What is death? Or more importantly, what does it really mean to die? Doctors and nurses confront mortality every day at work, but so does everyone else who lives—or rather, exists—in the present. Death is often considered a taboo subject, and to those who have never experienced it up close, death may seem like an intangible yet inevasible reality. A few brave souls walking their final journey have documented the transition from being “alive” to “lifeless”—literally when breath becomes air—including the sociology professor Morrie Schwartz, author Amy Rosenthal, and neurosurgeon Dr. Paul Kalanithi. In their words, they address the questions: what happens when you realize that your time is finite? How would you live tomorrow differently?
“To live is the rarest thing in the world; most people exist, that is all.” -Oscar Wilde
Dr. Morrie Schwartz, who preferred to be called “Morrie”, was a sociology professor at Brandeis University until 1994, when he was diagnosed with ALS and given a prognosis of 12-18 months. Mitch Albom, a former student of Morrie’s, rediscovered his old professor during an interview with Ted Koppel on Nightline. In a series of visits collectively published in Albom’s bestseller Tuesdays with Morrie, the pair explored a variety of topics including forgiveness, aging, and regret. Despite losing the freedom to enjoy simple, everyday pleasures, Morrie bravely approached his disease with defiance and acceptance—defiance of ALS’s threat to rob him of his dignity, and acceptance of death’s inevitability. An interesting analogy he presented was that of a little bird on his shoulder, symbolic of his self-consciousness, which he asked every day “Will you sing your last note today?” Morrie’s sobering acknowledgement of the fine line between life and death motivated him to live the remainder of his life fully, and he summed this up in a quote: “When you learn how to die, you learn how to live.”
Another exemplar of a brave soul is Amy Rosenthal, a prolific writer of children’s books and a poignant memoirist who recently passed away from terminal ovarian cancer. A mere 10 days before she took her last breath, Amy wrote a bittersweet paean titled “You May Want to Marry my Husband” on the New York Times’ “Modern Love” column. Humorous yet endearing, she lauds her spouse of 26 years while facing her imminent demise. What strikes me as most heartwarming is her cheerfulness amidst the pain—her ability to remain spirited despite having her energy “drained by morphine and a lack of cheeseburgers”. Reading her letter, one experiences the pressing time limit that Amy faces, a person who loves life as much as anyone else, who “wants more time with her husband, more time with her children, more time sipping martinis at the Green Mill Jazz Club on Thursdays nights—but that is not going to happen”. Her optimism and sincere anticipation for her loved ones’ new lives are admirable qualities, rarely seen even in the disease-free public; must it take death to highlight such simple yet integral values?
Personally, the narrative I found most compelling was Dr. Paul Kalanithi’s, a neurosurgery resident who diagnosed himself with stage IV lung cancer at 37. Paul was at the prime of his life: he had acquired a B.A. in literature, an M.A. in Philosophy, and an M.D. at Stanford, Cambridge, and Yale respectively; he was happily married and looked forward to starting a family; he was the archetype of a medical humanities enthusiast. In his memoir When Breath Becomes Air, Kalanithi eloquently tells the story of how, like many students, he had “postponed learning how to live while pursuing a career”. As his perspective shifted from a physician’s to a patient’s, he notes with chagrin how communication breaks down between the two—he was often treated as a “problem” by inexperienced interns, even dehumanized. In his new role as a patient, he eventually stopped flipping through CT scans and instead began asking “who will I be, and for how long? What does the future even mean anymore?” His story was abruptly cut short 2 years ago in March, but in his final great contribution to the humanities, Kalanithi immortalizes the beauty of medicine and life, urging us to continue pursuing what makes life truly meaningful.
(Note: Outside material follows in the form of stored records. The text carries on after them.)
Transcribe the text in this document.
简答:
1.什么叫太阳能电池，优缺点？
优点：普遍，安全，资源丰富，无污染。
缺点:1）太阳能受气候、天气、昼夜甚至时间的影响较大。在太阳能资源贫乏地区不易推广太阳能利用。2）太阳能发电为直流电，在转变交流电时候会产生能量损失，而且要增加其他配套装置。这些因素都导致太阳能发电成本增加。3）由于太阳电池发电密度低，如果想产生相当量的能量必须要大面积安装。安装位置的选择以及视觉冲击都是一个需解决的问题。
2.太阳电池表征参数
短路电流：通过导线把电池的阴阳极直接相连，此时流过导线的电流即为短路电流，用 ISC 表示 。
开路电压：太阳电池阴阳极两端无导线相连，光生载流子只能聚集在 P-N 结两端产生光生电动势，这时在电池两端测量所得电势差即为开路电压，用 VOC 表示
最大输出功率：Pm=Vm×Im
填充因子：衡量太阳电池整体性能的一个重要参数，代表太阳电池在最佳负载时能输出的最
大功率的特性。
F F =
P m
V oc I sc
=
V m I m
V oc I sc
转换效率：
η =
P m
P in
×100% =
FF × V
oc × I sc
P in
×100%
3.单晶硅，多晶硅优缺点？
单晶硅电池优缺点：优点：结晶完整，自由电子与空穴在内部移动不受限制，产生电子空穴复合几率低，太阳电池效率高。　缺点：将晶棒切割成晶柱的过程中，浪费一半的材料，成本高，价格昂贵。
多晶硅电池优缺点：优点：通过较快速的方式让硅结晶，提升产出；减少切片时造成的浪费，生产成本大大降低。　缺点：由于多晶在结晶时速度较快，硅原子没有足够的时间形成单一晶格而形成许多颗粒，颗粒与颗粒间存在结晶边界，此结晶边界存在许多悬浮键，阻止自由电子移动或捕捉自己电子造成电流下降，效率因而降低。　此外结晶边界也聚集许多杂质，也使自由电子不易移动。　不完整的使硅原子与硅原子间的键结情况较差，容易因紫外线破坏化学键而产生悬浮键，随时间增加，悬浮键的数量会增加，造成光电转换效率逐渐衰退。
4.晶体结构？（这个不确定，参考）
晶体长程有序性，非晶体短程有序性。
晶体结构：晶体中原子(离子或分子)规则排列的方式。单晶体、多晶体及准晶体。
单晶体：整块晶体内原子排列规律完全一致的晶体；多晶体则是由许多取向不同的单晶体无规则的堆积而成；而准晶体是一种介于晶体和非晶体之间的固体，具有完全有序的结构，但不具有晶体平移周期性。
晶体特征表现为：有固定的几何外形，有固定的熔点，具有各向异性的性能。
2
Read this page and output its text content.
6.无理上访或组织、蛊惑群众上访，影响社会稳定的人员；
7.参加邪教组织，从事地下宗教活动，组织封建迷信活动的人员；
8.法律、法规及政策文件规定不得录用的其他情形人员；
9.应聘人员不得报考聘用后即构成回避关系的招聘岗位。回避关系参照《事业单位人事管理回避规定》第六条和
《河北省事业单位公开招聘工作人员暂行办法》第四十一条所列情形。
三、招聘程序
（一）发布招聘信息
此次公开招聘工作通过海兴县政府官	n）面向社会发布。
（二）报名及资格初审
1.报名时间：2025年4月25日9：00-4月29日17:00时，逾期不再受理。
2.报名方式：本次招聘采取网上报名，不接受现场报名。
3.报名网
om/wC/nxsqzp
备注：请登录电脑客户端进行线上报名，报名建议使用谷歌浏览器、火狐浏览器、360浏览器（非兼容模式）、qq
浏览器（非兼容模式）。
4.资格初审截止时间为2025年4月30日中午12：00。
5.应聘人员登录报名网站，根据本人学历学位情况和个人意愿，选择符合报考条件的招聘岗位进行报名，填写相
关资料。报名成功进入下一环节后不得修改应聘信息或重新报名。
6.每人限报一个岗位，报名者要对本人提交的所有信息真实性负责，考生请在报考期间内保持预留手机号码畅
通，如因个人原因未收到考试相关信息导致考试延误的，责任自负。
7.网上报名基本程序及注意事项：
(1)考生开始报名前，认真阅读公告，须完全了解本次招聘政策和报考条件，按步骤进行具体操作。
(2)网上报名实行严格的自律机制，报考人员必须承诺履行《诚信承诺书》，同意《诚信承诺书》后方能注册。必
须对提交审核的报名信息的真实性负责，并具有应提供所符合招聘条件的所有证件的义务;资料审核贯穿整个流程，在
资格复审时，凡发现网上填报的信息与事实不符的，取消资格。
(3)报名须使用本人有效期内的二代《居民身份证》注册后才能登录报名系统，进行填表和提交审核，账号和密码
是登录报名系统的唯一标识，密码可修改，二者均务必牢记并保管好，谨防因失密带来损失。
Death and dying are topics that should be openly recognized, discussed, and accepted between doctors, patients, and their families. Reflections on the implications of diagnoses, the “human” part of any disease, is often of far greater value to patients compared to the facts and figures (stats and scans) that are thrown at them in a disorienting manner. In the end, as Dr. Kalanithi expresses beautifully: “When you come to one of the many moments in life when you must give an account of yourself, provide a ledger of what you have been, and done, and meant to the world, do not, I pray, discount that you filled a dying man’s days with a sated joy, a joy unknown to me in all my prior years, a joy that does not hunger for more and more, but rests, satisfied. In this time, right now, that is an enormous thing.”